SINGAPORE – A new university, a third medical school, collaboration with an Ivy League institution and the debate over mother tongue languages.
These were some of Singapore’s main developments on the educational scene this year.
One innovative programme is the Campus Builder Programme, which gives early entrants to the Singapore University of Technology and Design (SUTD) a say in creating their ideal campus.
This includes giving feedback on classroom design, forming clubs and societies, even deciding on the food in the canteen.
Mr Toh Yong Cheng, 20, plans to pursue his interest in mathematics and systems engineering at SUTD and will also help out as a research technician under Professor Daniel Frey, co-director of the Singapore-MIT International Design Centre.
Said Mr Toh: “When we have our own ideas, we can suggest it to the professors … Maybe we’ll even make our own product, our own design even before we get into university.”
SUTD president Tom Magnanti said the university hopes to hire some 60 faculty members by 2012 and, over time, build this up to 350 to 400 faculty members, who will be involved in both teaching and research.
He said: “Universities are built on what we all call ‘flywheels’. You attract the best faculty, they attract the best students. You attract the best students, they attract the best faculty. And we hope we got the flywheel working.”
Also planned – student accommodation.
Professor Magnanti is intent on creating a strong campus culture, something he experienced at the Massachusetts Institute of Technology (MIT) in the United States where he was Dean of its School of Engineering.
He said: “There’s something special about MIT. You go there and you just feel the pulse of the place and you feel the enthusiasm.
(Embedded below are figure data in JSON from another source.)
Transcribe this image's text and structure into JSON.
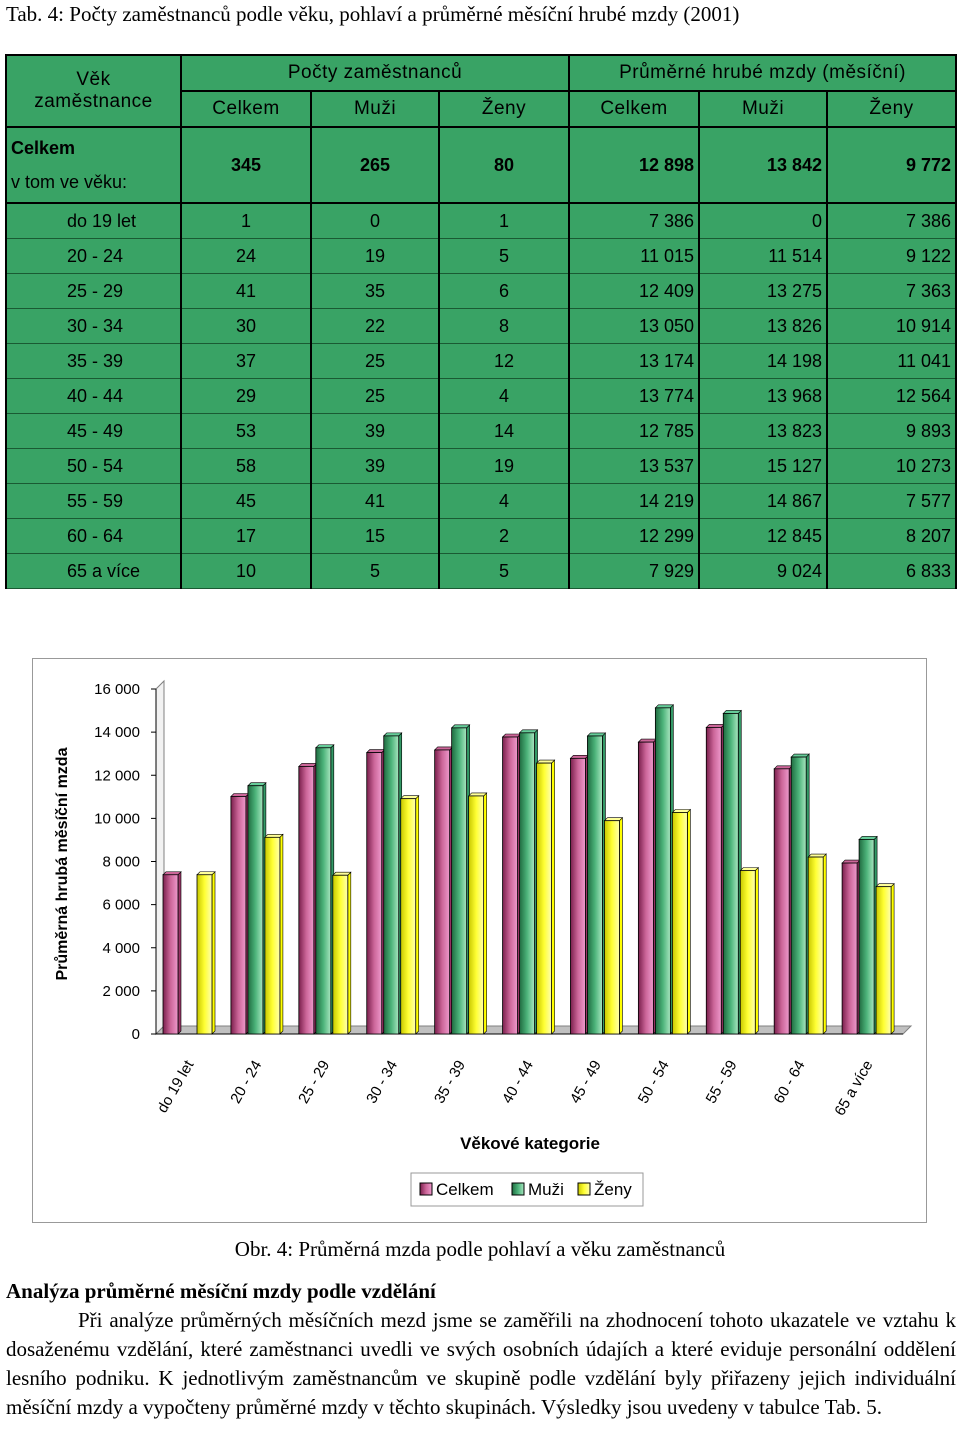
{
  "table": {
    "title": "Tab. 4: Počty zaměstnanců podle věku, pohlaví a průměrné měsíční hrubé mzdy (2001)",
    "header": {
      "age_col": [
        "Věk",
        "zaměstnance"
      ],
      "group_counts": "Počty zaměstnanců",
      "group_wages": "Průměrné hrubé mzdy (měsíční)",
      "sub": [
        "Celkem",
        "Muži",
        "Ženy",
        "Celkem",
        "Muži",
        "Ženy"
      ]
    },
    "total": {
      "label": "Celkem",
      "sublabel": "v tom ve věku:",
      "values": [
        "345",
        "265",
        "80",
        "12 898",
        "13 842",
        "9 772"
      ]
    },
    "rows": [
      {
        "age": "do 19 let",
        "values": [
          "1",
          "0",
          "1",
          "7 386",
          "0",
          "7 386"
        ]
      },
      {
        "age": "20 - 24",
        "values": [
          "24",
          "19",
          "5",
          "11 015",
          "11 514",
          "9 122"
        ]
      },
      {
        "age": "25 - 29",
        "values": [
          "41",
          "35",
          "6",
          "12 409",
          "13 275",
          "7 363"
        ]
      },
      {
        "age": "30 - 34",
        "values": [
          "30",
          "22",
          "8",
          "13 050",
          "13 826",
          "10 914"
        ]
      },
      {
        "age": "35 - 39",
        "values": [
          "37",
          "25",
          "12",
          "13 174",
          "14 198",
          "11 041"
        ]
      },
      {
        "age": "40 - 44",
        "values": [
          "29",
          "25",
          "4",
          "13 774",
          "13 968",
          "12 564"
        ]
      },
      {
        "age": "45 - 49",
        "values": [
          "53",
          "39",
          "14",
          "12 785",
          "13 823",
          "9 893"
        ]
      },
      {
        "age": "50 - 54",
        "values": [
          "58",
          "39",
          "19",
          "13 537",
          "15 127",
          "10 273"
        ]
      },
      {
        "age": "55 - 59",
        "values": [
          "45",
          "41",
          "4",
          "14 219",
          "14 867",
          "7 577"
        ]
      },
      {
        "age": "60 - 64",
        "values": [
          "17",
          "15",
          "2",
          "12 299",
          "12 845",
          "8 207"
        ]
      },
      {
        "age": "65 a více",
        "values": [
          "10",
          "5",
          "5",
          "7 929",
          "9 024",
          "6 833"
        ]
      }
    ]
  },
  "chart_data": {
    "type": "bar",
    "categories": [
      "do 19 let",
      "20 - 24",
      "25 - 29",
      "30 - 34",
      "35 - 39",
      "40 - 44",
      "45 - 49",
      "50 - 54",
      "55 - 59",
      "60 - 64",
      "65 a více"
    ],
    "series": [
      {
        "name": "Celkem",
        "color": "#993366",
        "values": [
          7386,
          11015,
          12409,
          13050,
          13174,
          13774,
          12785,
          13537,
          14219,
          12299,
          7929
        ]
      },
      {
        "name": "Muži",
        "color": "#339966",
        "values": [
          0,
          11514,
          13275,
          13826,
          14198,
          13968,
          13823,
          15127,
          14867,
          12845,
          9024
        ]
      },
      {
        "name": "Ženy",
        "color": "#ffff00",
        "values": [
          7386,
          9122,
          7363,
          10914,
          11041,
          12564,
          9893,
          10273,
          7577,
          8207,
          6833
        ]
      }
    ],
    "yticks": [
      "0",
      "2 000",
      "4 000",
      "6 000",
      "8 000",
      "10 000",
      "12 000",
      "14 000",
      "16 000"
    ],
    "ylim": [
      0,
      16000
    ],
    "xlabel": "Věkové kategorie",
    "ylabel": "Průměrná hrubá měsíční mzda",
    "legend": "bottom",
    "chart_style": "3d-bar"
  },
  "figure_caption": "Obr. 4: Průměrná mzda podle pohlaví a věku zaměstnanců",
  "section_heading": "Analýza průměrné měsíční mzdy podle vzdělání",
  "paragraph": "Při analýze průměrných měsíčních mezd jsme se zaměřili na zhodnocení tohoto ukazatele ve vztahu k dosaženému vzdělání, které zaměstnanci uvedli ve svých osobních údajích a které eviduje personální oddělení lesního podniku. K jednotlivým zaměstnancům ve skupině podle vzdělání byly přiřazeny jejich individuální měsíční mzdy a vypočteny průměrné mzdy v těchto skupinách. Výsledky jsou uvedeny v tabulce Tab. 5."
}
We want to replicate that at SUTD. “
SUTD, Singapore’s fourth publicly-funded university, is aiming to have 4,000 undergraduate students and 2,000 postgraduate students.
Meanwhile, the National University of Singapore (NUS) is finalising its agreement with Yale University to start a liberal arts college, with details expected early next year.
It is also opening two of its four undergraduate residential blocks – which will hold 600 students each – at its new university town at Warren from August next year.
The NUS said its graduate residential complex, which has space for 1,700 students, will also be ready. The 19-hectare site will be fully completed by 2013.
As for the Nanyang Technological University, it has partnered the United Kingdom’s Imperial College to set up Singapore’s third medical school.
The school will open in 2013, with an initial intake of about 50 students, which is expected to grow to 150 over the next five years. There are more degree options as well for polytechnic graduates, in the form of the Singapore Institute of Technology.
The institute has partnered five foreign universities to offer courses ranging from the culinary arts to naval architecture.
In other education moves, more students in the Normal Academic stream can soon enter polytechnic, without sitting for the O-levels.
And a review of the teaching of Mother Tongue languages at the PSLE is underway.
Many had thought that the Education Ministry was reducing the weightage of the subject, sparking a spirited debate within the Chinese community.
Eventually, Prime Minister Lee Hsien Loong said there would be no cut to the weightage.
The review of mother tongue languages will be out early next year.